Pandemi döneminde yaşanan engellerin aşılması adına Haziran 2020’de SerPK’nın 42’nci maddesine (Mali sorumluluk sınırlarına ve çalışanlara ilişkin esaslar ve müşterilerle akdedilecek sözleşmeler) getirilen değişiklikle, PYŞ ile müşterileri arasındaki sözleşmenin, yazılı şekilde veya uzaktan iletişim araçlarının kullanılması suretiyle mesafeli olarak ya da Kurulun yazılı şeklin yerine geçebileceğini belirlediği ve bir bilişim/elektronik haberleşme cihazı üzerinden gerçekleştirilecek ve müşteri kimliğinin doğrulayan yöntemlerle kurulması mümkün kılınmıştır.
Bireysel portföy yöneticiliğine ilişkin olarak; III-37.1 sayılı Tebliğ kapsamında müşterilere yerindelik testi uygulanması ve müşterinin yatırım amaçları, mali durumu ile bilgi ve tecrübesinin uyumlu olup olmadığının değerlendirilmesi gerekir. Böylece portföy yönetimi faaliyetine başlanmadan önce, yatırımcının risk tercihleri ve ihtiyaçları belirlenir. Ortaya çıkan risk tercihine göre portföy yöneticisi, yatırımcının kârlılığını maksimum seviyeye çekmek için çaba gösterir. III-37.1 sayılı Tebliğ’in 42’nci maddesi (Bireysel Portföy Yöneticiliği Çerçeve Sözleşmesi) uyarınca Kurulca belirlenecek asgari unsurları içeren yazılı bir çerçeve sözleşme imzalanması zorunludur.

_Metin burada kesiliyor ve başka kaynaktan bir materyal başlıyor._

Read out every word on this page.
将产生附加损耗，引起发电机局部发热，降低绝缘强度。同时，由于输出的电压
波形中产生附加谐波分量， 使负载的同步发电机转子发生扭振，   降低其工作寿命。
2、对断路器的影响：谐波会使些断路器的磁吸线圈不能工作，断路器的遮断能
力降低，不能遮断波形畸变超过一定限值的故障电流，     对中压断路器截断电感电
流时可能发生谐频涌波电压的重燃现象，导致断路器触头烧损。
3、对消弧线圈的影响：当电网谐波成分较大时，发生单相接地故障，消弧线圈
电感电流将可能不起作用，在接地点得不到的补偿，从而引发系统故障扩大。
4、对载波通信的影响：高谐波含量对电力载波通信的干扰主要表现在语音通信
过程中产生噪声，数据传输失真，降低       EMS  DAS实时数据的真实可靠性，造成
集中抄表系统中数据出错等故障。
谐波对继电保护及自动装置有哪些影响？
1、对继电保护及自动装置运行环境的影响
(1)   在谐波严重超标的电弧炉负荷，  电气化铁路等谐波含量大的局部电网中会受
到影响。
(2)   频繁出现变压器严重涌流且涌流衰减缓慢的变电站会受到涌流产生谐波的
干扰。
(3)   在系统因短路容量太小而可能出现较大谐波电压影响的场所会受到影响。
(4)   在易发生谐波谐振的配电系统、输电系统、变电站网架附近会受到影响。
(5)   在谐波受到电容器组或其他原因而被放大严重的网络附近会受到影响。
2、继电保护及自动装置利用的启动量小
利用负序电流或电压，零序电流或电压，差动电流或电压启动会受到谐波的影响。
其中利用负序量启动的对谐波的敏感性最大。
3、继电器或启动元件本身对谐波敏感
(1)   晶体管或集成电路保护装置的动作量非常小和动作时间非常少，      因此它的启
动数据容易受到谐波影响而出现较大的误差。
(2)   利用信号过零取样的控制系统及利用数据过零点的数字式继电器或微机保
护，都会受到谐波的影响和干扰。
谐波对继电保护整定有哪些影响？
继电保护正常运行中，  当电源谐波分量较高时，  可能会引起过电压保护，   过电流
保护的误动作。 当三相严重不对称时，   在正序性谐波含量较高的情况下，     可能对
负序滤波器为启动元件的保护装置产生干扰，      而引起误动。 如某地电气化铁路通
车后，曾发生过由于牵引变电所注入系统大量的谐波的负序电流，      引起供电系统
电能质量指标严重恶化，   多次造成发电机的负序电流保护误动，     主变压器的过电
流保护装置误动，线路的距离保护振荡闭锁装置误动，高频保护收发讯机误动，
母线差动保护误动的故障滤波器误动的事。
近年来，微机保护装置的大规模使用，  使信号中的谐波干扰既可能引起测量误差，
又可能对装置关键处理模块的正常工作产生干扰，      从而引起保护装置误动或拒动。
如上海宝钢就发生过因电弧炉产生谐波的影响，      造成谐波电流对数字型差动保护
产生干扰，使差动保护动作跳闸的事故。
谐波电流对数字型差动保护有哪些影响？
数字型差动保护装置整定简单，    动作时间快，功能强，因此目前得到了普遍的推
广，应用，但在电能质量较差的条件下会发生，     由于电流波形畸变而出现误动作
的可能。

Portföy Yönetiminden Sorumluluk
PYŞ ile katılma payı sahipleri arasındaki ilişkilere SerPK’da, ilgili mevzuatta ve fon iç tüzüğünde hüküm bulunmayan hâllerde 6098 sayılı Türk Borçlar Kanunu’nda yer alan vekâlet sözleşmesine ilişkin hükümler kıyasen uygulanır. Nitekim SerPK m. 55/6 uyarınca da PYŞ’lerin faaliyetlerini yürütürken yönetimlerindeki fonların, katılma payı sahiplerinin ve diğer müşterilerinin çıkarlarını gözetmekle yükümlü oldukları belirtilir. Benzer olarak, III-55.1 sayılı Tebliğ’in 21’inci maddesi (Mesleki özen ve titizlik ilkesi) uyarınca PYŞ’nin yöneticileri ve personeli, çalışmalarında ve karar almada gerekli mesleki özen ve titizliği göstermek zorundadır. Özen ve titizlik, dikkatli ve basiretli bir kişinin aynı koşullar altında ayrıntılara vereceği önemi, göstereceği dikkat ve gayreti ifade eder. Ancak bireysel portföy yönetimine ilişkin olarak PYŞ’nin getiri taahhüt etmesi, III-37.1 sayılı Tebliğ’in 41’inci maddesi (Bireysel portföy yöneticiliği faaliyetinin yürütülmesine ilişkin ilke ve esaslar) uyarınca yasaklanmıştır.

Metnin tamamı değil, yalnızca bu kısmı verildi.